While acknowledging that overutilization ramps up healthcare costs, Stringer said there are good reasons for hospitals, physicians and ancillary facilities to work together, and the result can be better care at a lower cost. Thus, the seemingly never-ending trail of exceptions.
One of those is the academic medical center exception, which essentially recognizes that, while academic medical centers are several operations legally structured in different ways, they should be viewed as one entity.

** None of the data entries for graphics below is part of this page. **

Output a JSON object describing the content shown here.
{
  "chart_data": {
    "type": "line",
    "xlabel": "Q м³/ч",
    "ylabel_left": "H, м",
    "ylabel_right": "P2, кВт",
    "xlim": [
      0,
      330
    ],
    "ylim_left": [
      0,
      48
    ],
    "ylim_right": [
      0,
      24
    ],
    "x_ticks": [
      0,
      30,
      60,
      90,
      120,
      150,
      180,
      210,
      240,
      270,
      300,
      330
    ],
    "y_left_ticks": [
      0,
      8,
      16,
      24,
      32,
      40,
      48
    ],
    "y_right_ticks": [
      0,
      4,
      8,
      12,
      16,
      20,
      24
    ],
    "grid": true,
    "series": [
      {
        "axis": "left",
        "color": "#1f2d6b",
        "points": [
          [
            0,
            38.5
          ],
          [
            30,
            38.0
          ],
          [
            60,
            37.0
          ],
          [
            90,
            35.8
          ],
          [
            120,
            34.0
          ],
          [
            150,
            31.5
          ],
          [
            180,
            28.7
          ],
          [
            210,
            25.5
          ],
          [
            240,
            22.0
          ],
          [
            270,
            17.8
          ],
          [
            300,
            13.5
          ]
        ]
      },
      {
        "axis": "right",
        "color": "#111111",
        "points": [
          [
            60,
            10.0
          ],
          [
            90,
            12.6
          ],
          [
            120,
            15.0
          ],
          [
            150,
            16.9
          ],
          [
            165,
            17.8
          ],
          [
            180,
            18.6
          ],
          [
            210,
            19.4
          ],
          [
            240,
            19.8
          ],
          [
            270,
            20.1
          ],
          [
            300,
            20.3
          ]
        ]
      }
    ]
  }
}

Stringer said they actually could use "more clear recognition of our unified status" than currently exists.
As for Blumstein, he said, "I think the law needs some updating and some fine-tuning, but you won't get consensus because of the strong interest groups involved about what the right fix is." He pointed to the issue of large general hospitals versus specialty hospitals. "I'm not sure that I agree with the far-reaching position of some of the advocates for general hospitals, which is to get rid of the physician ability to refer to their own specialty hospital that they own," he said, but he added that perhaps payments to specialty hospitals should be less.
Could Stark be simplified? Krause said ideas "have been floated" to split Stark, taking it back to its original intent of prohibiting referrals to entities with which the physician has an ownership interest. When Stark went down the road of physician compensation instead of just ownership, that's when things got messy, she said. She suggested that the compensation side could be handled by the Anti-kickback Statute.
"You don't have these problems with the Anti-kickback Statute. You have safe harbors that are confusing, but at most, ever since 10 years ago, the government caught up and finalized the things that had been pending a while. At most, you have one or two of them that are under consideration at a time for being changed," she said.
Meanwhile, is Stark even enforced? "It is enforced, but not in the way that you would think," Krause said. "One of the oddest things about Stark is that it's hard to find cases where the federal government is actually using the enforcement structure in Stark itself. … The way it's mostly been enforced is somebody bringing a False Claims Act suit."
Added Blumstein, "I think the practical way this gets enforced is partway through professional norms. These deals that used to be rampant have dried up."